Le projet de la FOAG, fin 1999, de création d’un Haut Conseil coutumier (HCC), n’as pas abouti pour des raisons obscures. L’affirmation que le HCC : « a un pouvoir de décision sur les communautés autochtones » et que seuls la FOAG et le HCC ont « autorité en cas de conflit et de litige pour organiser des élections », créait donc une autorité concurrente à celle du Conseil général et mettait en évidence la faible institutionnalisation des chefs coutumiers et le très faible encadrement juridique des procédures de leur désignation et de leur reconnaissance.7

Comment sortir de ces situations :
une codification du doit coutumier et sa reconnaissance par l’État

Les domaines sont multiples où les autorités publiques ont consenti des exceptions caractérisées, en faveur des ressortissants des communautés amérindiennes et bushinengue au titre de leurs règles coutumières ou de la préservation de leur mode de vie :

• Les arrêtés préfectoraux créant la zone d’accès réglementée ont pris ainsi des mesures hors du droit commun pour protéger les populations résidant sur le Haut-Maroni contre les expéditions intempestives.

• Jusqu’à la suppression de la conscription, le service national était fondé sur le volontariat pour les jeunes ressortissants de ces communautés, et seuls ceux qui étaient francophones et en formulaient la demande étaient admis à faire leur service militaire.

• Le gouvernement reconnaît des droits fonciers aux « communautés d’habitants tirant traditionnellement leurs moyens de subsistance de la forêt », 660 000 ha ayant été attribués dans ce cadre.

En 1998, le Préfet a décoré le Grand Man Doudou Paul de l’Ordre National du Mérite, en concluant « comme vous, je suis un chef coutumier qui comprend et respecte vos coutumes ainsi que les gens de votre communauté ». Ces actes en demi-teinte, ces avancées à mi-parcours ne peuvent perdurer.

Sur le plan général, il y aura lieu tôt ou tard d’articuler les prescriptions qui découlent de l’article 2 de la Constitution sur l’indivisibilité de la République, de l’article 75 sur le statut personnel, et la jurisprudence du Conseil Constitutionnel de mai 1991 sur la notion de peuple corse.

Des projets de loi adoptés par le Parlement ont déjà surmonté ces obstacles pour d’autres territoires, de façon originale et efficace, par exemple en Nouvelle-Calédonie.
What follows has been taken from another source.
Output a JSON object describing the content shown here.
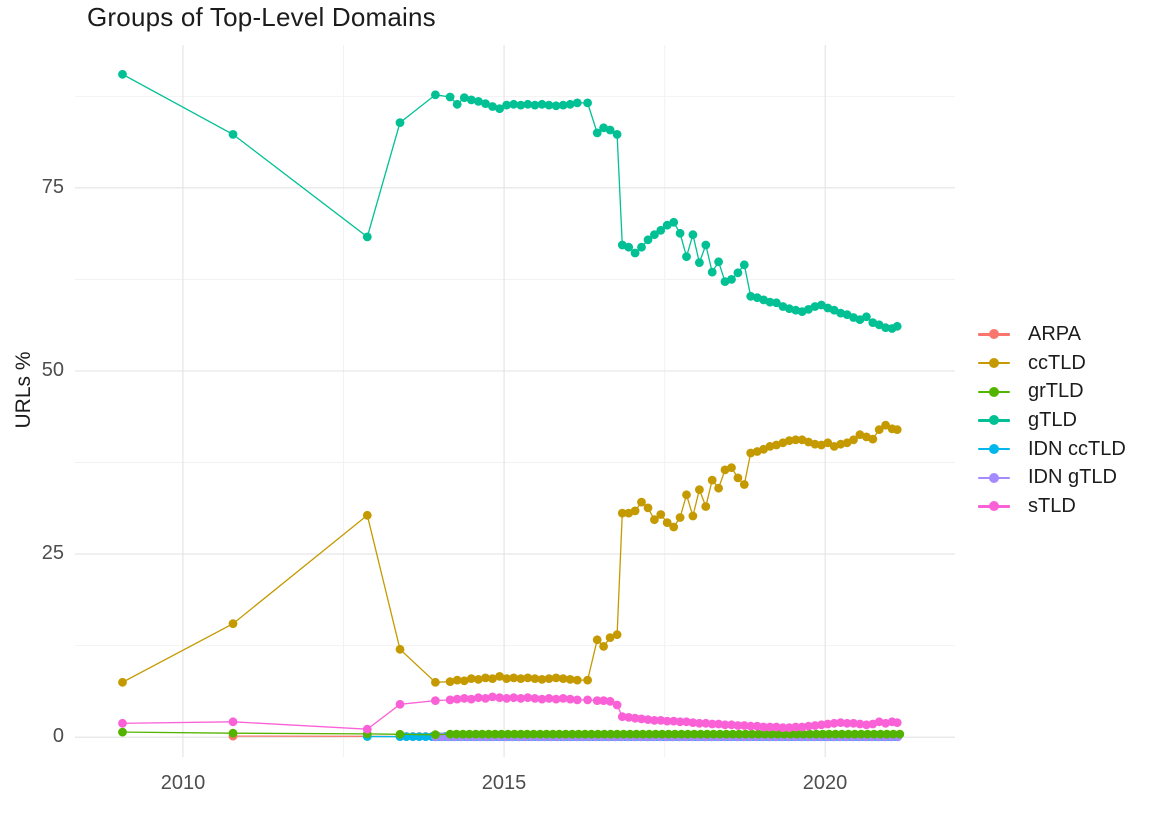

Une réponse possible consisterait à envisager une reconnaissance législative du droit coutumier, après l’avoir codifié. Cette reconnaissance de fait et de texte a déjà servi de support pour le recours aux autorités coutumières en cas de litige ou de message officiel à transmettre. Elle pourra être utile, dans le cas actuel des débats à conduire et des décisions à prendre.8

Notes

1 : Oka mag N°35, 2008, La déstructuration de l’institution coutumière amérindienne du XVIeme siècle à nos jours
2 : Elfort Maude 2005.
3 : Françoise Grenand et al. « Environnement et sociétés en Guyane française : des ambiguïtés d’application des lois républicaines », Revue internationale des sciences sociales 1/2006 (n° 187), p. 53-62
4 : Brigitte Wyngaarde 4/01/2008
5: La saga de Balaté : récit d’une élection … manquée ? Par Alexis Tiouka, 2088
6 : Oka mag N°35, 2008
7 : Thèse Stéphanie Guyon :  » Du gouvernement colonial à la politique racialisée. Sociologie historique de la formation d’un espace
politique local( 1949-2008). Saint Laurent du Maroni, Guyane ».
8 : Rapport de Christiane Taubira, députée de Guyane, 2001, L’Or en Guyane , Éclats et artifices.